As semiconductor electronics are miniaturized to nanometer dimensions, new materials and device concepts are needed to meet the increasing demand for performance and energy at scale. A paradigm shift towards electronic components built at the molecular level is necessary to keep pace with this demand while maintaining the precision requirements and miniaturization trend set by the semiconductor industry. Bottom-up synthesized graphene nanoribbons (GNRs) are ideal candidates for this new paradigm due to their widely tunable electronic properties enabled by atomically precise synthesis from molecular precursors. GNRs have the potential to improve existing semiconductor technology while paving the way towards transformational semiconductor electronics based on tunneling devices, quantum bits, and spin transport.

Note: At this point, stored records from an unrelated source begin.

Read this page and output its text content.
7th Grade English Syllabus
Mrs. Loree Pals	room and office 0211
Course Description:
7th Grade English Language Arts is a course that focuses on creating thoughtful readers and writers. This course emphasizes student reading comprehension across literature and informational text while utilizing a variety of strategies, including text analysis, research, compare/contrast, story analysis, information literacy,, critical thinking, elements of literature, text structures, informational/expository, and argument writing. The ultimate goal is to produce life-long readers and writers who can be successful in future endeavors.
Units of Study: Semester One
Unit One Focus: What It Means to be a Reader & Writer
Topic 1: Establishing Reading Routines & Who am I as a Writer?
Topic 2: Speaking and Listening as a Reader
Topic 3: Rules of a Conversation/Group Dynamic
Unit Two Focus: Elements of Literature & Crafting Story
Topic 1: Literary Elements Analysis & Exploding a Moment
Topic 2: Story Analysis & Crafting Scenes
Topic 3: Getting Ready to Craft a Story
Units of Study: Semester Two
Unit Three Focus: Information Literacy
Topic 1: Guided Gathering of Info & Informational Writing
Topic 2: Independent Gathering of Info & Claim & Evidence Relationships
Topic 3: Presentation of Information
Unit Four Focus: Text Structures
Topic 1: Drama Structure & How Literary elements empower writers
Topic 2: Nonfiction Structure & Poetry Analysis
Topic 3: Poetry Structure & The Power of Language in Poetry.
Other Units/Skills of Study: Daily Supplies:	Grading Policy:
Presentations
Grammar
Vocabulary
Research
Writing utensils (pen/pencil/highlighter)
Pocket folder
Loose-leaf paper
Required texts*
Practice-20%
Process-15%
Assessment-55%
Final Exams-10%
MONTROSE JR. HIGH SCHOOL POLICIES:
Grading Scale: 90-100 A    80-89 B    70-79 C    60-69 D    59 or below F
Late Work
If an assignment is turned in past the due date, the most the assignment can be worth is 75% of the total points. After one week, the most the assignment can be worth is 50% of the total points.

With the outstanding potential of GNRs comes a number of integration challenges to these applications. Chapter 2 of this dissertation introduces challenges faced to GNR integration into CMOS transistors and sensors related to (i) aggregation, (ii) structural homogeneity, and (iii) reproducibility that all serve to degrade device performance and yield. Chapter 3 introduces a method to synthesize atomically-thin, covalently-bonded 2D films of GNRs that resolves (i) aggregation and (iii) reproducibility challenges, resulting in improved device yield and performance. Further, Chapter 4 outlines a novel transfer method that enables access to (ii) structurally homogenous, spatially isolated graphene nanostructures on virtually any substrate. Finally, with a handle on solving the major integration challenges to GNR electronics, the work in Chapter 5 demonstrates a method for accessing intrinsically metallic GNRs – the final component towards a transformational GNR-based tunneling device concept described in Chapter 1.